In the 2008 election season, Axelrod's AKP&D consultancy and a Washington-based firm called GMMB received a combined $343.3 million to handle advertising for Obama's White House run. It was their task to present Obama to the American people in whatever way was likely to engender positive emotions about the candidate.
At one point during the 2008 presidential campaign, the media asked Axelrod to comment on the controversial political and ideological alliance that Obama had once had with former Weather Undeground terrorist Bill Ayers. Minimizing the significance of that alliance, Axelrod said: “Bill Ayers lives in his [Obama's] neighborhood. Their kids attend the same school. They're certainly friendly, they know each other, as anyone whose kids go to school together.” At the time of Axelrod's statement, Ayers' three children were in their late twenties and early thirties, whereas Obama's two daughters, Sasha and Malia, were aged six and nine, respectively.
Some critics have noted that Axelrod, like Obama, also possesses a number of radical associations. His early communist mentors, for instance, were discussed earlier in this profile. In addition, Axelrod sat on the finance board of Chicago’s Saint Sabina Catholic Church, where Michael Pfleger—a longtime supporter of Barack Obama, Jeremiah Wright, and Louis Farrakhan—served as pastor. Saint Sabina’s official website listed Axelrod as a member of its “Raise the Roof” committee; alongside Axelrod’s name was an open letter from Pfleger asking for $1 million in contributions.

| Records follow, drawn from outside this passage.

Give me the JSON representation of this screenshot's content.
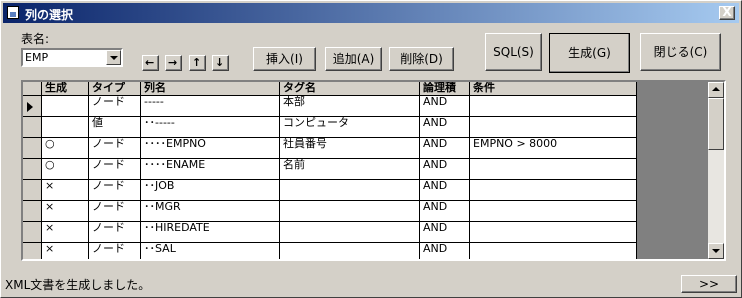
{
  "window": {
    "title": "列の選択",
    "close_label": "X"
  },
  "table_selector": {
    "label": "表名:",
    "value": "EMP"
  },
  "move_buttons": [
    "←",
    "→",
    "↑",
    "↓"
  ],
  "row_buttons": {
    "insert": "挿入(I)",
    "add": "追加(A)",
    "delete": "削除(D)"
  },
  "action_buttons": {
    "sql": "SQL(S)",
    "generate": "生成(G)",
    "close": "閉じる(C)"
  },
  "grid": {
    "headers": [
      "生成",
      "タイプ",
      "列名",
      "タグ名",
      "論理積",
      "条件"
    ],
    "rows": [
      [
        "",
        "ノード",
        "-----",
        "本部",
        "AND",
        ""
      ],
      [
        "",
        "値",
        "･･-----",
        "コンピュータ",
        "AND",
        ""
      ],
      [
        "○",
        "ノード",
        "････EMPNO",
        "社員番号",
        "AND",
        "EMPNO > 8000"
      ],
      [
        "○",
        "ノード",
        "････ENAME",
        "名前",
        "AND",
        ""
      ],
      [
        "×",
        "ノード",
        "･･JOB",
        "",
        "AND",
        ""
      ],
      [
        "×",
        "ノード",
        "･･MGR",
        "",
        "AND",
        ""
      ],
      [
        "×",
        "ノード",
        "･･HIREDATE",
        "",
        "AND",
        ""
      ],
      [
        "×",
        "ノード",
        "･･SAL",
        "",
        "AND",
        ""
      ]
    ]
  },
  "status": {
    "message": "XML文書を生成しました。",
    "next_button": ">>"
  }
}
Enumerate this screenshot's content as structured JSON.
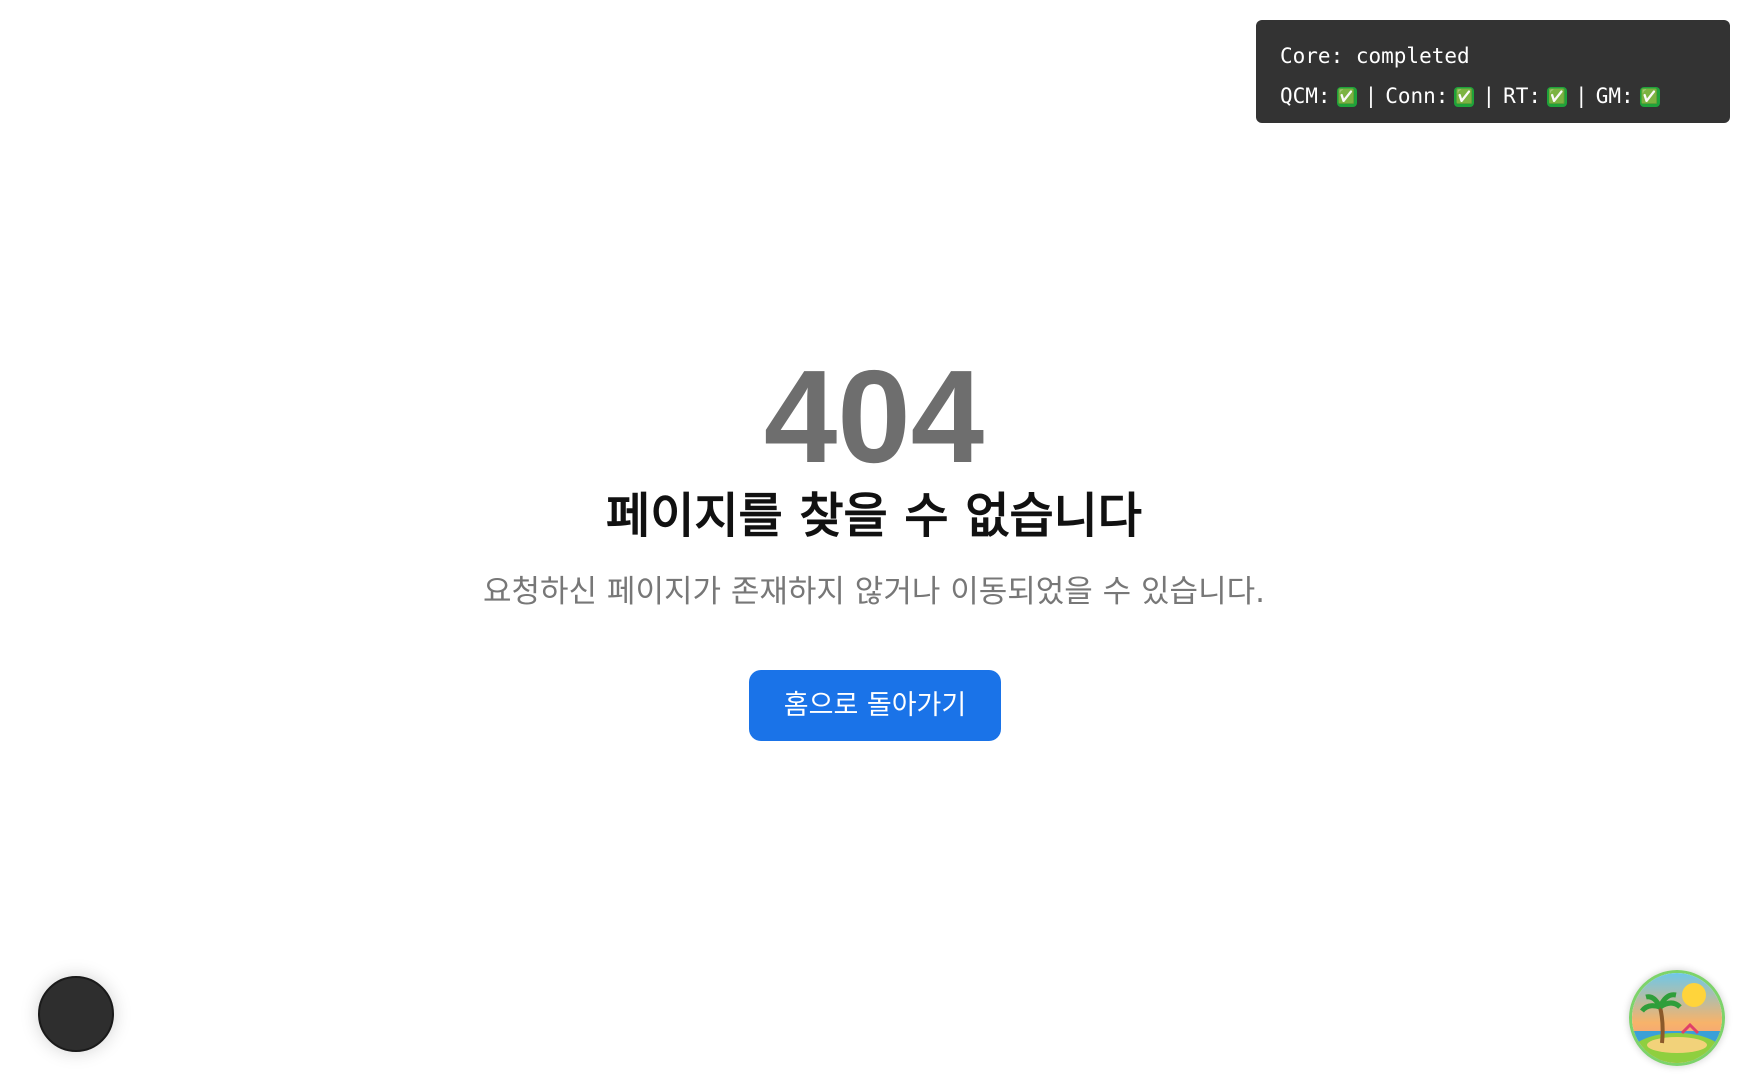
{
  "status_panel": {
    "core_label": "Core: completed",
    "items": [
      {
        "label": "QCM:",
        "status": "✅"
      },
      {
        "label": "Conn:",
        "status": "✅"
      },
      {
        "label": "RT:",
        "status": "✅"
      },
      {
        "label": "GM:",
        "status": "✅"
      }
    ],
    "separator": "|"
  },
  "error": {
    "code": "404",
    "title": "페이지를 찾을 수 없습니다",
    "description": "요청하신 페이지가 존재하지 않거나 이동되었을 수 있습니다."
  },
  "actions": {
    "home_label": "홈으로 돌아가기"
  },
  "widgets": {
    "left_fab_icon": "dark-circle-button",
    "right_avatar_icon": "island-avatar-icon"
  },
  "colors": {
    "primary": "#1a73e8",
    "code_gray": "#6e6e6e",
    "panel_bg": "#333333",
    "check_green": "#1fa23a"
  }
}
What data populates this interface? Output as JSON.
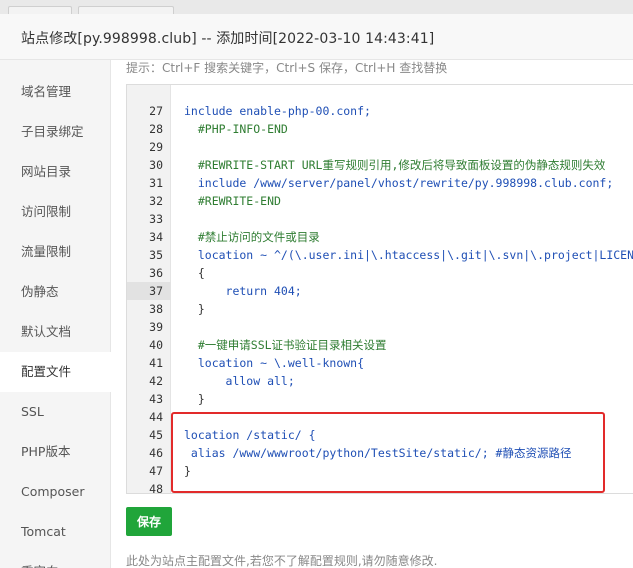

After Obama's electoral victory in November 2008, Axelrod, who had been the president and sole shareholder of AKP&D since 1985, sold his interest in the company and became a senior advisor to President Obama. As such, his influence over Obama continued to grow. The Politico reported: “There are no limits on his roles inside the Obama administration…. Axelrod is now a pillar for Barack Obama.” The New York Times referred to Axelrod as the “President's Protector,” the man “who sits closest to the Oval Office.”
During the healthcare-reform debates of 2009-10, AKP&D profited greatly from Obama's effort to pass the legislation. In 2009 alone, Health Economy Now, a coalition that was promoting an overhaul of America's healthcare system, paid AKP&D and GMMB a combined $12 million for their advertising services (producing and placing ads).
On January 28, 2011, Axelrod left his advisory post in the White House in order to become the communications director for Obama's re-election bid. Announcing that this would be the final political campaign for which he would work as an advisor, Axelrod told the media: “I have one campaign left, and it is going to be to try to elect a guy who I think is a great president.”
Vis Ã vis the strategy he planned to employ on Obama's behalf, Axelrod pledged from the outset: “I'm going to do exactly what I did last time.” And indeed, he was true to his word. When former Massachusetts Governor Mitt Romney eventually emerged as the Republican challenger, Axelrod aggressively portrayed him as the living embodiment of heartless greed: “He [Romney] was very, very good at making a profit for himself and his partners but not nearly as good [at] saving jobs for communities. He is very much the profile of what we've seen in the last decade on Wall Street.” Axelrod further derided Romney as a “corporate raider” who had outsourced “tens of thousands of jobs,” “closed down more than 1,000 [businesses],” taken “twelve companies to bankruptcy,” and “made hundreds of millions of dollars” for himself in the process.